#104

Reality Hunger

by

Cover of Reality Hunger

I was intrigued by this book from the second I read the title right through to the very end. “Reality Hunger”? How can we hunger for something we are so steeped in? How could there be anything but Reality, so where would this hunger come from?

Our age is one of change. An age of remixing, an age of reflection and disruption. ‘Reality Hunger’ is composed of many quotes, which have had their authors stripped from them and placed in the back of the book (and then we’re told to ignore them), for artistic effect. I’d like to take the liberty to share a few here, in that same style.
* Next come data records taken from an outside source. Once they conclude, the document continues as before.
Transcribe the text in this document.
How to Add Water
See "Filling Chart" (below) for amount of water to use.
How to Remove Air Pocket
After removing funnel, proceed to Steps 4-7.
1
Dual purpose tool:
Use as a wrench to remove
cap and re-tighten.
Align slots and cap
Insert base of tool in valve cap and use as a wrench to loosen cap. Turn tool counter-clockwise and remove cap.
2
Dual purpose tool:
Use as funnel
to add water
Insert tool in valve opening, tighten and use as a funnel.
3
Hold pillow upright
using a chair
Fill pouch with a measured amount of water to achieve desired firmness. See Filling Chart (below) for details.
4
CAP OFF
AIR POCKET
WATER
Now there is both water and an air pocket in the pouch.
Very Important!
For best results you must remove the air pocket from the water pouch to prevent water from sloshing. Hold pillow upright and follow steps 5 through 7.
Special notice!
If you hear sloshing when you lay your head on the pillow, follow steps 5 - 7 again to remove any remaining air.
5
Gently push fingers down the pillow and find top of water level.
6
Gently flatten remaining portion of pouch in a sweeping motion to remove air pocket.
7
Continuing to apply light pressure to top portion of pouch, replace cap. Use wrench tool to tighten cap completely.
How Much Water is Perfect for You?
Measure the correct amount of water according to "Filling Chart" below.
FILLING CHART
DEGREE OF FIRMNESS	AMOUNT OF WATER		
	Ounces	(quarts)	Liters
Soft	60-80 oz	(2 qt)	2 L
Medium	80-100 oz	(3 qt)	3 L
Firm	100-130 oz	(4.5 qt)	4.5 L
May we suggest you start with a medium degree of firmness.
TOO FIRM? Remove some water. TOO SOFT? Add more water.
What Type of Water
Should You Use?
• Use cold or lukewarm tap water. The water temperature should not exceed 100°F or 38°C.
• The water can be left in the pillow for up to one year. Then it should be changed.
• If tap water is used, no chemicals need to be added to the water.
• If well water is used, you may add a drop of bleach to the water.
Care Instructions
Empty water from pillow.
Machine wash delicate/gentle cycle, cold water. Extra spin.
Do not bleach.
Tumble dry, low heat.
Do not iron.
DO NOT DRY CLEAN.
“Rothko is great because he forced artists who came after him to change how they thought about painting.” This is the single most useful definition of artistic greatness I’ve ever encountered.

In a regime of superabundant free copies, copies are no longer the basis of wealth. Now relationships, links, connection, and sharing are.

His point appears to be that nothing is beneath interest.

I want the contingency of life, the unpredictability, the unknowability, the mysteriousness, and these are best captured when the work can bend at will to what it needs: fiction, fantasy, memoir, meditation, confession, reportage.

You’ll notice that he doesn’t assert ownership over his ideas. He’s in some kind of Artaudian condition where all the ideas are unoriginated and unsourced; that’s how he can claim anybody else’s ideas as his own. Really all he wants to do is acquire everyone’s inner life.

Omission is a form of creation.

End quotes. The rest are my own ideas. Or are they? What lets me say that?

We are seeing heated public debates around the ownership of intellectual property, spurred by things like generative artificial intelligence. These debates won’t be resolved prettily, or easily, or quickly, is my only prediction. The Greatest Artistic Revolution is lowering the barrier of entry for the generation of gorgeous visuals. Artists who have talents (using tools that would be called witchcraft two generations ago) are now saying generative AI is ruining art. It seems so very similar to the invention of the camera, and the like. The dance between technology and art goes on.

I don’t want to comment too much on that debate here, but it’s worth mentioning as it seems very relevant next to this book. Art exists for feeling; if that feeling is outrage in some then so be it.

I appreciated a characteristic of this book that I may only call Zen. It’s not “on the nose” Zen, but zen-ish (a good kind of Zen). It goes with the flow. It’s lively, it’s alive.

If you at all relate to Art or The Artist, then please read this book. I loved every inch and I think I’ll return to it throughout my lifetime.